The official guidelines
C-sections cost about twice as much as vaginal delivery and are associated with worse health outcomes for infants and moms. These facts are concerning enough to the US Medicaid system that one of their “Improvement Initiatives” is reducing low-risk cesarean delivery. They write: “Cesarean delivery poses a greater risk of maternal morbidity and mortality for low-risk pregnancies when compared to vaginal births, a risk that ideally should be avoided.”
They lead seminars with slides like this, highlighting that everything bad is correlated with c-sections:
Hospitals have been falling in line. UCSF boasts: “Our view of labor and childbirth as a natural process has helped keep our overall Cesarean rate at 20 percent, among the lowest rates in California…Our threshold for making the decision to recommend a C-section is a lot higher than in other places.”
The American College of Obstetricians and Gynecologists (ACOG) has similar advice, and to their credit they spell out the evidence and their reasoning. The main paper they cite is this Canadian study of 2.3m vaginal and 46k c-section deliveries. “A large population-based study from Canada found that the risk of severe maternal morbidities…was increased threefold for cesarean delivery as compared with vaginal delivery.”

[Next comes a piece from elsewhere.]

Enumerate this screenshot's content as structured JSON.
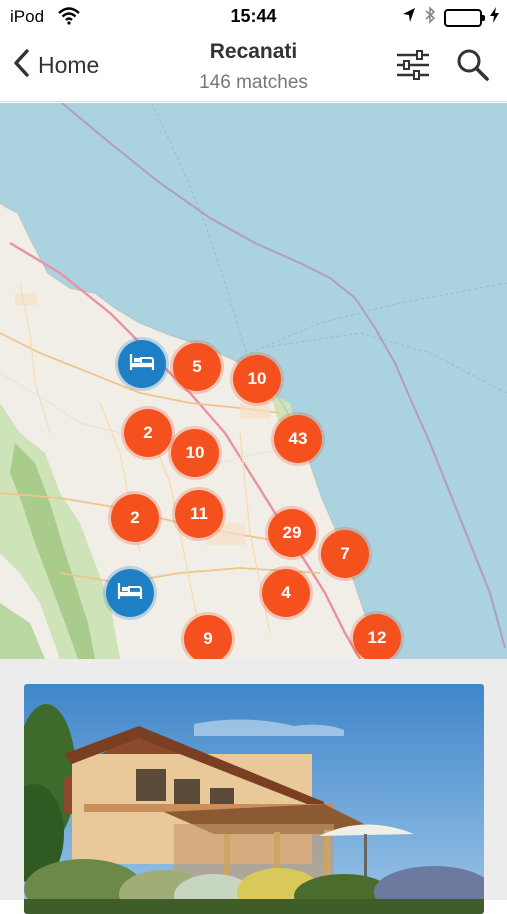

But what really should we make of the association between c-sections and bad outcomes? The observed correlation is ripe for reverse causality, for the same reason that going to the hospital is correlated with dying: c-sections are often performed because of some dangerous condition (e.g., preeclampsia). In the Canadian study, the treatment group was mothers who had scheduled a c-section due to breech position, and breech is correlated with other negative outcomes. In other studies, the c-sections could happen for reasons that are never recorded in hospital data, so even lots of control variables should make you worried about selection effects.
The causal effect of a c-section
A new paper by Card, Fenizia, and Silver, using data from California births, takes the question of causality seriously. It appears to be the only careful attempt at separating correlation and causation.
C-sections are not randomly assigned. How can we use observational data to arrive at a causal estimate? Their approach combines the facts that hospitals exhibit stable differences in their (risk-adjusted) c-section rates and that moms often give birth at the hospital closest to them.
Together, these mean that some moms will have c-sections by virtue of living close to a hospital that performs more of them. In essence, a causal estimate can be derived by comparing the outcomes of mothers who live near vs. far from high c-section hospitals.
You might be concerned that certain kinds of moms live next to certain kinds of hospitals. But in detailed tests, the authors find no signs of problematic selection along this distance-to-hospital dimension (although with these kinds of designs it’s reasonable to worry that something not measured could still bias the estimates).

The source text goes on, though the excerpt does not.